Maduro pidió convertir los comicios en una fiesta de convivencia y que todos los sectores respeten los resultados que emita el Consejo Nacional Electoral (CNE).
"Como presidente y como comandante en jefe de la Fuerza Armada, seré el primero en reconocer los resultados. Diré amén. Será la victoria de la paz", aseveró.
Dijo que la campaña electoral para los comicios fue "ejemplar", y en ese sentido aclaró que un "incidente mafioso" -por la muerte de Díaz-, se intentó usar para "decir que en Venezuela no hay libertad ni garantías".
Por su parte, Henrique Capriles, líder de la oposición apuntó a estas elecciones como "el punto de partida para el cambio que vendrá".

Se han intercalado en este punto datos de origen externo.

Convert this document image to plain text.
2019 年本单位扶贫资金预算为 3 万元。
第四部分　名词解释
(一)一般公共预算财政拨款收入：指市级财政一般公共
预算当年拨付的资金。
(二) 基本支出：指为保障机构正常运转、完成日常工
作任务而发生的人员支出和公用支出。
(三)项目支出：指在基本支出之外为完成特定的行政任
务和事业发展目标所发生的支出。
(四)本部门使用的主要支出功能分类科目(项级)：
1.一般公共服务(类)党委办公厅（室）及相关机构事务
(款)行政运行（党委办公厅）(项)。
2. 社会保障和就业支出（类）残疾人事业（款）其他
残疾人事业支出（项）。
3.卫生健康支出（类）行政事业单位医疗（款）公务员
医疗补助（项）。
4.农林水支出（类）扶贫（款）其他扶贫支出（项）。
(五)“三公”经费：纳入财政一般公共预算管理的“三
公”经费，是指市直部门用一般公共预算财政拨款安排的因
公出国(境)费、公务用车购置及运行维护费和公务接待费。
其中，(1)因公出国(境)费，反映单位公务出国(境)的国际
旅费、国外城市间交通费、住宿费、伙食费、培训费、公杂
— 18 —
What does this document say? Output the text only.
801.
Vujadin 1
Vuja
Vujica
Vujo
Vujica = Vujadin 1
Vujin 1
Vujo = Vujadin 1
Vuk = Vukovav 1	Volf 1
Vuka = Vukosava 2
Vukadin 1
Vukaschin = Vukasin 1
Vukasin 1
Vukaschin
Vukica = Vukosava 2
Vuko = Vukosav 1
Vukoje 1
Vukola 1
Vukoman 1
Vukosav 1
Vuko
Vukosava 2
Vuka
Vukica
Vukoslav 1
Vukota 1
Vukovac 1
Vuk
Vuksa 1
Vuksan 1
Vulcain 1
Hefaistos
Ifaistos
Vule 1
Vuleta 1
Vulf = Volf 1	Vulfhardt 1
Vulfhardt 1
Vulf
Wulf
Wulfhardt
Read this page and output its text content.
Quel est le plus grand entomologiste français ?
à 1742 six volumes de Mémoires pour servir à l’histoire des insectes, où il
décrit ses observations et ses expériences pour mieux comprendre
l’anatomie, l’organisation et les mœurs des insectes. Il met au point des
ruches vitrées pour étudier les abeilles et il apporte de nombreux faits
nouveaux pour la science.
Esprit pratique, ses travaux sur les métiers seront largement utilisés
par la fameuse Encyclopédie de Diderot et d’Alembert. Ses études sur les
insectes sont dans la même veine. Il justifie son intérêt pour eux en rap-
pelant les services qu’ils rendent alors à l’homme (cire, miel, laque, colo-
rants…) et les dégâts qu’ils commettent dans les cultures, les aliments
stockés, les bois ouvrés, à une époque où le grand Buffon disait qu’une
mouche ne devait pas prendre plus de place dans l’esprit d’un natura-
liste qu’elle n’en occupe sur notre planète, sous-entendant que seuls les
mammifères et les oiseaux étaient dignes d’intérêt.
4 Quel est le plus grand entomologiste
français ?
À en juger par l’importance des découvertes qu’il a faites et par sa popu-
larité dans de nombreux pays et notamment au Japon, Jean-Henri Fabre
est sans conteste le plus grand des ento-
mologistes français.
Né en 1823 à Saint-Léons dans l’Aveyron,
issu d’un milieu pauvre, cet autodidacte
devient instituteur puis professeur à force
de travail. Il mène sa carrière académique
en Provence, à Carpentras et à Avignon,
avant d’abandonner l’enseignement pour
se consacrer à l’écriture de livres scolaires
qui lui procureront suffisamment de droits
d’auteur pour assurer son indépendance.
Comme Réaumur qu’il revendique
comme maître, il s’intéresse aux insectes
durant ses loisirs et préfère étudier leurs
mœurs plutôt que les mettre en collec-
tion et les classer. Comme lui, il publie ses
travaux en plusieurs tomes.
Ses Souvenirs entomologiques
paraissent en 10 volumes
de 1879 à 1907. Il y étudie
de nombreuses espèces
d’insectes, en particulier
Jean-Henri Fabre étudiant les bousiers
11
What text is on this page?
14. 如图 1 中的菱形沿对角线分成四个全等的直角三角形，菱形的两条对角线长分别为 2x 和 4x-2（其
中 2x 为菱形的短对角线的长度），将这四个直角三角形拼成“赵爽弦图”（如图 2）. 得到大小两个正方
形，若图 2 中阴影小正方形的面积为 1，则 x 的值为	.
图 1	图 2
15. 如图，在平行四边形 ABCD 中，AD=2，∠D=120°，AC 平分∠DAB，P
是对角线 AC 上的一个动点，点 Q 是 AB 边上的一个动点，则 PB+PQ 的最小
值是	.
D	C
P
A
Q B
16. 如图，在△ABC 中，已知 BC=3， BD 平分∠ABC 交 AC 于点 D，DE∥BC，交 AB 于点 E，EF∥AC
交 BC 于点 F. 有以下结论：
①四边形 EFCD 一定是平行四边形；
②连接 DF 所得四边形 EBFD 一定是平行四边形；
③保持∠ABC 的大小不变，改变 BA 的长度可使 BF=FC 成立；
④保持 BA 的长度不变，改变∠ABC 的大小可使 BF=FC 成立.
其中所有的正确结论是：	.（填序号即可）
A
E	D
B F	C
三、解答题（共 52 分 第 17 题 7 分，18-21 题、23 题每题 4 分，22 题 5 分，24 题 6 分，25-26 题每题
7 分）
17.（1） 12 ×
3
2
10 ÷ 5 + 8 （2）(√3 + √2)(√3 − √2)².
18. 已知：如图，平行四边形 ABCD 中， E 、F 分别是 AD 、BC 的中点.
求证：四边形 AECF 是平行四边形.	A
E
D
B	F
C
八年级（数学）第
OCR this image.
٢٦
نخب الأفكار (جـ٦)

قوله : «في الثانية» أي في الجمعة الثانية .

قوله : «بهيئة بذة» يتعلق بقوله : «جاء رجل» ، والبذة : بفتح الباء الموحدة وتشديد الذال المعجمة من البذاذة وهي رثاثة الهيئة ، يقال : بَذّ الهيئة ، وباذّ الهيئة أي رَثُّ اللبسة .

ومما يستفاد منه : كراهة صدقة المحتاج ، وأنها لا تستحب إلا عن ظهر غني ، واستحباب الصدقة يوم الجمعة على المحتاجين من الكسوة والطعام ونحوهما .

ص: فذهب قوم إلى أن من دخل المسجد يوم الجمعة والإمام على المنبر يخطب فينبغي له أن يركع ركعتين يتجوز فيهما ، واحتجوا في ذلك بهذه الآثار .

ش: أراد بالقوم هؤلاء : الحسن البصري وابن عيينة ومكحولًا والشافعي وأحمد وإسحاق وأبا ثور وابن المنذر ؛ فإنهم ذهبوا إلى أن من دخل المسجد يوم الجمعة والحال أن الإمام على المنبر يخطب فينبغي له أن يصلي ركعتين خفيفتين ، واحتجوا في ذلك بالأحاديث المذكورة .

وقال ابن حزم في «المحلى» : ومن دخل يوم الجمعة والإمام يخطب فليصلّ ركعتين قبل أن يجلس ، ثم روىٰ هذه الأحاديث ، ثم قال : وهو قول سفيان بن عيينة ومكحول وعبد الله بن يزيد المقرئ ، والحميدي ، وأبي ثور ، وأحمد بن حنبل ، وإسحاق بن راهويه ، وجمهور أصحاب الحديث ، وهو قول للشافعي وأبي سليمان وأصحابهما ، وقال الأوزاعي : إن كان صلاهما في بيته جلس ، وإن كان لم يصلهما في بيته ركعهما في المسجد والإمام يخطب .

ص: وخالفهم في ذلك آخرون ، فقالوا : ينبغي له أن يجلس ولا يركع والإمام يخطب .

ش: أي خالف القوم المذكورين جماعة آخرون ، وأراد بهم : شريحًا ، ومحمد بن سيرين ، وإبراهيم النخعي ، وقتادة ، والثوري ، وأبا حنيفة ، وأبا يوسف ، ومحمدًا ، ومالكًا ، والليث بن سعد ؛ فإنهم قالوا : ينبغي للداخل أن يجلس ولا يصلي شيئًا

De cumplirse los pronósticos, con una mayoría simple, la oposición podrá aprobar presupuesto, investigar a funcionarios públicos, introducir enmiendas a la Constitución, entre otras cosas; mientras que con la mayoría calificada (más de 100 diputados), podrían sancionar leyes habilitantes y con dos tercios de los escaños, promulgar o modificar leyes orgánicas o convocar a una Asamblea Nacional Constituyente.
¿Quién vela por el proceso electoral?
Además del Consejo Nacional Electoral (CNE), responsable de garantizar la integridad de los comicios, habrá veedores internacionales. Han sido invitados desde ex presidentes como José Luis Rodríguez Zapatero de España y organizaciones como Unasur, Mercosur, Celac y el Alba.